UC Berkeley

Mycobacterium tuberculosis, the causative agent of tuberculosis disease (TB), is one of the top infectious killers in the world. The sole licensed vaccine, M. bovis BCG, does not reliably confer protective immunity in adults. Although anti-mycobacterial antibiotics are available and routinely prescribed, the rise of antibiotic resistance and the shortcomings of the BCG vaccine highlight the importance of new host-directed therapies and vaccine strategies against TB. A more complete understanding of the immune response to M. tuberculosis is necessary to combat and prevent TB. Two components of innate immunity have been shown to both promote and hinder host control of M. tuberculosis: neutrophils and STING-dependent immune activation.

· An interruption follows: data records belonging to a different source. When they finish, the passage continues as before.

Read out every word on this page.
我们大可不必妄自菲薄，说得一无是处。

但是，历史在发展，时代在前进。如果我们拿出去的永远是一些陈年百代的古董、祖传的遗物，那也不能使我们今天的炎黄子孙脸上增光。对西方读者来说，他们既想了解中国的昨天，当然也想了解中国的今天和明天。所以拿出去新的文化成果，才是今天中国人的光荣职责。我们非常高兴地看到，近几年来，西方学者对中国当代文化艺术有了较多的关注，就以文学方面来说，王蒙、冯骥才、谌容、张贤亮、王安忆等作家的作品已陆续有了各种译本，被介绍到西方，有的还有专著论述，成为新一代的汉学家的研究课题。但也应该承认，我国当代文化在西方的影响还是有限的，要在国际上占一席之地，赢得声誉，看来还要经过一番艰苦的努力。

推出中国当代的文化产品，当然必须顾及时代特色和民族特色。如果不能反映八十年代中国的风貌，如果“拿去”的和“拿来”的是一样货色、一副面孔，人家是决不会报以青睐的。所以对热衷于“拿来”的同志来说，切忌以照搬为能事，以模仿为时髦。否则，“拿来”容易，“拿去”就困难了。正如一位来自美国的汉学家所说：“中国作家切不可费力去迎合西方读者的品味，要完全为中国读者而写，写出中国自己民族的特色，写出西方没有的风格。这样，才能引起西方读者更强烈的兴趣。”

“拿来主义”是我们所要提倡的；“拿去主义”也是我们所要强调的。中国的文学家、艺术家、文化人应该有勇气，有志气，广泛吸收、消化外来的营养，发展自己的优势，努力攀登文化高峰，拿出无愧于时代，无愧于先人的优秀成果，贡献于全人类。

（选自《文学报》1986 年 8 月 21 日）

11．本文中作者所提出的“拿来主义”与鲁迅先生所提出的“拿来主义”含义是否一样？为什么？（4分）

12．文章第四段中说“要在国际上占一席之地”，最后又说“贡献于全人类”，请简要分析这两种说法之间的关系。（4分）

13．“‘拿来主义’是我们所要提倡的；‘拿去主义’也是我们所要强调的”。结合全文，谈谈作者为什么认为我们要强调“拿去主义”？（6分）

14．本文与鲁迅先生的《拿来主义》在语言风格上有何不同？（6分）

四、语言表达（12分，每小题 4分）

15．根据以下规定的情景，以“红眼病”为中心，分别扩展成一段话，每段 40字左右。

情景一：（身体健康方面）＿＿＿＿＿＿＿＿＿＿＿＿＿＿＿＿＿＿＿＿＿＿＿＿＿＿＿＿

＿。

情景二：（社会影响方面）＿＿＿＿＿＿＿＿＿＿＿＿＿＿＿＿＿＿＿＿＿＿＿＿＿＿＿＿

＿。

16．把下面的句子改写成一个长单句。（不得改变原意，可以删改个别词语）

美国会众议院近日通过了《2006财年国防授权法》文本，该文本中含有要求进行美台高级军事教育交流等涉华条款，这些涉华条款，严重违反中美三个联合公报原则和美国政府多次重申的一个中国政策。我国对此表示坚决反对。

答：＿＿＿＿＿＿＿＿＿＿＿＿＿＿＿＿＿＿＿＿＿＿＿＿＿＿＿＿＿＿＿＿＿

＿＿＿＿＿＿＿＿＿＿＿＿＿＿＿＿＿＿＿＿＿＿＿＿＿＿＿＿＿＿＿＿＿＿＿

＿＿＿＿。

Neutrophil influx and infection occurs during the innate phase of infection. A lack of relevant in vitro models has historically hampered neutrophil studies, given the short half-life of ex vivo neutrophils. We overcame this problem by utilizing a model for neutrophil differentiation and responses to M. tuberculosis infection based on ER-Hoxb8 conditional immortalization of Cas9-expressing neutrophil progenitors. CRISPR/Cas9- mediated gene editing facilitated unbiased genome-wide pooled screens for genes that mediate survival during differentiation and infection. Innate immune activation is also necessary for improved TB protein subunit vaccine design. We aimed to better characterize STING activation in the context of a mucosally administered cyclic-di- nucleotide adjuvanted protein subunit TB vaccine. A previous study had correlated IL-17 producing CD4 T cells (Th17s) with mucosal vaccine protection, instead of the IFN-γ- producing CD4 T cell (Th1) response seen with subcutaneous BCG or protein subunit vaccination. We discovered that both IL-17 and IFN-γ contributed to immunity. The transcription factors STAT6 and IRF3 were not essential for mucosal vaccine-induced immunity downstream of STING, although type I IFN signaling contributed to vaccine efficacy. Dependent on vaccine antigen, our mucosal vaccine could promote durable Th17 responses and antibacterial resistance after the efficacy of BCG had waned. These results provide a clearer picture of several aspects of innate and adaptive immunity.